Immanuel Adelowo makes precise paintings and drawings that depict highly specific but imagined places. These works involve the use of memory, digital images, and observations from the real world in one place. His marks come from his feeling for the materials he’s using and a careful design of the composition. In all his pieces colour-blending becomes a way of showing us the relationships between things and how they fit together. About his thought process while painting, Immanuel says: “It’s about trying for balance… between what is there and not there – questions of what to keep and not keep. If I do a brush mark, and it looks good there, I leave it and search for when a piece of the painting ‘fits’.” Immanuel often paints open spaces that contain intricate domestic details. This produces intriguing, surreal contrasts, like a small table sat in a vast mountainous landscape, or a tray of drinks offered up in a desert. The movement of the sea, caves and the horizon are repeated motifs. His work invites us to think about what is seen and what is remembered, creating a world where an atmosphere of strangeness houses everyday objects.

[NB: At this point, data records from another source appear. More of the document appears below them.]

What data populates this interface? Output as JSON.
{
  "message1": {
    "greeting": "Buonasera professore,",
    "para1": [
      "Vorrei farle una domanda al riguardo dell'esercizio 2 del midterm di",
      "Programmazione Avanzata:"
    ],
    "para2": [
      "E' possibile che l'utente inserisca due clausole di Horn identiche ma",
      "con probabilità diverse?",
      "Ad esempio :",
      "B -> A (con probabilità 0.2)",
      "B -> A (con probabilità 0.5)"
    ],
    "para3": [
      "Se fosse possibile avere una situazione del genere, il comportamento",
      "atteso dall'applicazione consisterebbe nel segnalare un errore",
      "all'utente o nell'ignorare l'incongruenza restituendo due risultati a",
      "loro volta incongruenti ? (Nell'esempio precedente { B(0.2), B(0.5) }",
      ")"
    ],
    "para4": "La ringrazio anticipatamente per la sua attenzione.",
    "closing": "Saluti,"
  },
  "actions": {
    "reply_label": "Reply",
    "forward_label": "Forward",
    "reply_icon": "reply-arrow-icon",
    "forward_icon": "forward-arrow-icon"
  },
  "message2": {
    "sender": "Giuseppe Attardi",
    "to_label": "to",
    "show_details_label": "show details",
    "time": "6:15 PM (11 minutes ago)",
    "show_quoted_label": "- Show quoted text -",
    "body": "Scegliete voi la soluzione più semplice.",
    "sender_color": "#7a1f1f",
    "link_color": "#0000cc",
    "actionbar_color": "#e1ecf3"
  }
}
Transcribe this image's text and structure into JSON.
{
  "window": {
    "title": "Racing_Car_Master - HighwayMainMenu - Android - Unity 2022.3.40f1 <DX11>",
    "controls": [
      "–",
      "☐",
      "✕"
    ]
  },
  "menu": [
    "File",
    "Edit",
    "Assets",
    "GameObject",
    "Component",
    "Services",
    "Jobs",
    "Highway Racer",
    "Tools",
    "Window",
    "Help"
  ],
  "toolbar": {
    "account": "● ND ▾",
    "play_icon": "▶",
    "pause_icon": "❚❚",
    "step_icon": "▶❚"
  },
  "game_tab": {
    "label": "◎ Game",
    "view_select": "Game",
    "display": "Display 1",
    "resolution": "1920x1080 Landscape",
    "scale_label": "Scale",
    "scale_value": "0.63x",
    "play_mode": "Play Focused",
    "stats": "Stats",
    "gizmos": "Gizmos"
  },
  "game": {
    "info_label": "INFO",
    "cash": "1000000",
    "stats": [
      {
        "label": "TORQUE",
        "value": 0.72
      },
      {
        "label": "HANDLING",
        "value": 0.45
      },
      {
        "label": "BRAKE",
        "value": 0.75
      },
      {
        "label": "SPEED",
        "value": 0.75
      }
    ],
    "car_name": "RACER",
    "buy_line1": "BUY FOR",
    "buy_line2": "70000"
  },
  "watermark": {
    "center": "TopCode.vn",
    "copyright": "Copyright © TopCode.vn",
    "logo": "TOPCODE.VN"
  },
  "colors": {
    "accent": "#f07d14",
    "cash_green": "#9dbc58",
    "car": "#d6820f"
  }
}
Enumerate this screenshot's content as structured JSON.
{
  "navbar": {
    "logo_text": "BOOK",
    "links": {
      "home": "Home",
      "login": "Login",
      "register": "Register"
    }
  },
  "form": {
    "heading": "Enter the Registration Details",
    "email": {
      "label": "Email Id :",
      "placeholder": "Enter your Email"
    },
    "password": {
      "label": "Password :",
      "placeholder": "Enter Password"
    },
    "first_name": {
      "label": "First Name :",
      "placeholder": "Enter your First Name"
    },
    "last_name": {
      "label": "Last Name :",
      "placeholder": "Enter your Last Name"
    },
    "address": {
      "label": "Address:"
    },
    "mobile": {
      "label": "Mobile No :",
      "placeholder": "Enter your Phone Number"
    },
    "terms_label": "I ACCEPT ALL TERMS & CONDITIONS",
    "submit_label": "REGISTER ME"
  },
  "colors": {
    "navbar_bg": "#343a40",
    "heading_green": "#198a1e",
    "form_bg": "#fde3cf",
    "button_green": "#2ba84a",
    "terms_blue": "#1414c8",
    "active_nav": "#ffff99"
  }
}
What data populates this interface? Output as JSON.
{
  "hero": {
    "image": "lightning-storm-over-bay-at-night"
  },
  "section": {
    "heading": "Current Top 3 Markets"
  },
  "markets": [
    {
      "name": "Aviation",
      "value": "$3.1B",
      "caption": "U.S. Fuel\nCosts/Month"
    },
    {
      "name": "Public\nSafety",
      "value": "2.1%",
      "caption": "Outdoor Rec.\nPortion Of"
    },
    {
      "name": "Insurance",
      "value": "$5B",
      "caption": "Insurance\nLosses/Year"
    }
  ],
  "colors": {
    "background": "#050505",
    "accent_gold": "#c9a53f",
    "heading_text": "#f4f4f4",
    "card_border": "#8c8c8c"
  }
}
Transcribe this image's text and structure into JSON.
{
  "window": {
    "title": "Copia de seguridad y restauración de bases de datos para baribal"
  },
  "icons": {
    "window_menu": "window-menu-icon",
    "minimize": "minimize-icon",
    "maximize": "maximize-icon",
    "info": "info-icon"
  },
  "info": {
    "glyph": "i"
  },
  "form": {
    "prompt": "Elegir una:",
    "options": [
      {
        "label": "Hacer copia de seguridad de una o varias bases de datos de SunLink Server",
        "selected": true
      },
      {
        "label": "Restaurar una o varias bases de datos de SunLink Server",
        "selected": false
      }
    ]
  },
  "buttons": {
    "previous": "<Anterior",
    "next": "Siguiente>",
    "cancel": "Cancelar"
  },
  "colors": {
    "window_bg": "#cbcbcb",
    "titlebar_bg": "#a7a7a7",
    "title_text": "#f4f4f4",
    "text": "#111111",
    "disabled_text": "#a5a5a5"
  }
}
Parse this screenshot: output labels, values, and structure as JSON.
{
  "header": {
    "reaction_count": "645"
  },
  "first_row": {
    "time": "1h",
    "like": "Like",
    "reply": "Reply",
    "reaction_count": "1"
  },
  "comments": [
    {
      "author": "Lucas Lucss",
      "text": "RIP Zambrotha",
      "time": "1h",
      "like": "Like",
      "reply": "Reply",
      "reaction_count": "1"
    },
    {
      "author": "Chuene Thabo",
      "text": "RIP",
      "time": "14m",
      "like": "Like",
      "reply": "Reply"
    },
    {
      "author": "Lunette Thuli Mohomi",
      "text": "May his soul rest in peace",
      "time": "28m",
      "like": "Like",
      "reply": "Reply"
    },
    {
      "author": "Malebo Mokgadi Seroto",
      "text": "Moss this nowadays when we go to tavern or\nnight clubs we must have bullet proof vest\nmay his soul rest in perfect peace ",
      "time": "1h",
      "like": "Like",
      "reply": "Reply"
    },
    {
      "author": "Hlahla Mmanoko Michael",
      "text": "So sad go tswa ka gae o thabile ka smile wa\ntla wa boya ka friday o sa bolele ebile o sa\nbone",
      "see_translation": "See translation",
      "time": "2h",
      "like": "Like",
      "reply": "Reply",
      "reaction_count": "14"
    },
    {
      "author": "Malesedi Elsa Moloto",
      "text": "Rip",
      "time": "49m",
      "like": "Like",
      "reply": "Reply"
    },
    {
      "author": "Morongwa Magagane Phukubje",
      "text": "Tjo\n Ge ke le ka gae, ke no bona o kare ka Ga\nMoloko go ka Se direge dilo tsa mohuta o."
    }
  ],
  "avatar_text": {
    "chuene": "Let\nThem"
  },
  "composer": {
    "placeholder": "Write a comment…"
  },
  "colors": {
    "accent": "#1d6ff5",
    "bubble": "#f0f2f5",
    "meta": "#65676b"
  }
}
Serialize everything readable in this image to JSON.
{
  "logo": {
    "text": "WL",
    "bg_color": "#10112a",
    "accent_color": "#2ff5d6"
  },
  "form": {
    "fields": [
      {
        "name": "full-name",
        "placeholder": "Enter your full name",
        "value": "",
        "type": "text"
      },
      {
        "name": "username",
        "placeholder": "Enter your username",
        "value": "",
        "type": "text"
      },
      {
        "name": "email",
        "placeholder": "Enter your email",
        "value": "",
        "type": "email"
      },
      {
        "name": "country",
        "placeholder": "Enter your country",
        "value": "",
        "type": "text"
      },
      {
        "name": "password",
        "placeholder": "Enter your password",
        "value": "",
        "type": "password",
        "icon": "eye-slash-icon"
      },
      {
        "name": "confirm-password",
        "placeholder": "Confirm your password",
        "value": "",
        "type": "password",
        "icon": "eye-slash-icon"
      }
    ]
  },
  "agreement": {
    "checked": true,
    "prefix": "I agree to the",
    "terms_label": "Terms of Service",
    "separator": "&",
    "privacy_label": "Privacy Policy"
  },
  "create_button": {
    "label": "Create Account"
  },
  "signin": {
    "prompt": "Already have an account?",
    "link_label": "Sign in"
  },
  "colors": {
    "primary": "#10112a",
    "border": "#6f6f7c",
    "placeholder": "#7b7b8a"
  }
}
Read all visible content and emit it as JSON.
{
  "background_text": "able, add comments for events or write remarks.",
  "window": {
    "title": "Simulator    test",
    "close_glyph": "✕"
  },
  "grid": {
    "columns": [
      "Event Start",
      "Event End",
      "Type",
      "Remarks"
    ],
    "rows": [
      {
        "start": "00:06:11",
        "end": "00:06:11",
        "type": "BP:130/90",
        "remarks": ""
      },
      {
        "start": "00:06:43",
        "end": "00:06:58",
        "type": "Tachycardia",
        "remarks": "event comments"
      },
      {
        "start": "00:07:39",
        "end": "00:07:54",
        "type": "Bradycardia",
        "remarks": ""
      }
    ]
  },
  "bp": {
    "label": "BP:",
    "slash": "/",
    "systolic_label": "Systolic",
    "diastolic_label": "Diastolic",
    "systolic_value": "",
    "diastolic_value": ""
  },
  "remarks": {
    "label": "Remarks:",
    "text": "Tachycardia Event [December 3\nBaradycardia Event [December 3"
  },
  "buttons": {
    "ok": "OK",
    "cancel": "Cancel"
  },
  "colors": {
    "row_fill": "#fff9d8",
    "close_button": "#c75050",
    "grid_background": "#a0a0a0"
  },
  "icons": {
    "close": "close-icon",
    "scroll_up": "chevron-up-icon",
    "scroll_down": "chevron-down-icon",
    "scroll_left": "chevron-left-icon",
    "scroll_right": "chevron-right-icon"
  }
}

Henny Shaw is a multimedia visual artist and creative organiser based in London. Inspired by her work with young people, children and families, and neurodivergent and Disabled people, she is currently exploring tactile and intuitive processes of making, and the therapeutic qualities of art. Henny has studied a foundation course in Arts Psychotherapy at Goldsmiths, University of London. They have worked with organisations such as Crafts Council, Camden Arts Centre, and Artbox London to deliver collaborative, process-led workshops. Henny was the organiser and founder of CRIT CLUB, a peer-topeer artist support and feedback group, and has curated several exhibitions and creative events celebrating young people, connection, and creativity. She is currently studying the Art Psychotherapy MA at Goldsmiths.
Eva Jonas is a London-based visual artist and educator. Her practice invites viewers to reflect on our relationship with the natural world, recording where the body mediates how we experience, preserve, and perform within landscapes. Her projects lean on the processes of collecting and publishing. They are often informed by sculptural pieces and research ephemera, such as visual guides for creative crafts and outdoor activities. She draws on these instructional images to consider the extent to which engagement with the natural world is taught versus innate. Eva is currently co-facilitating Peer Matters, an artist development programme supported by Photoworks. Recent exhibitions include The Natural, Rural and Remote and accompanying workshop, Garden Recordings at Serchia Gallery, Bristol in July 2023, and a group show with (re)structure as part of Brighton Photo Fringe in October 2022. Eva’s first book Let’s Sketch the Lay of the Land was published in October 2020 by September Books.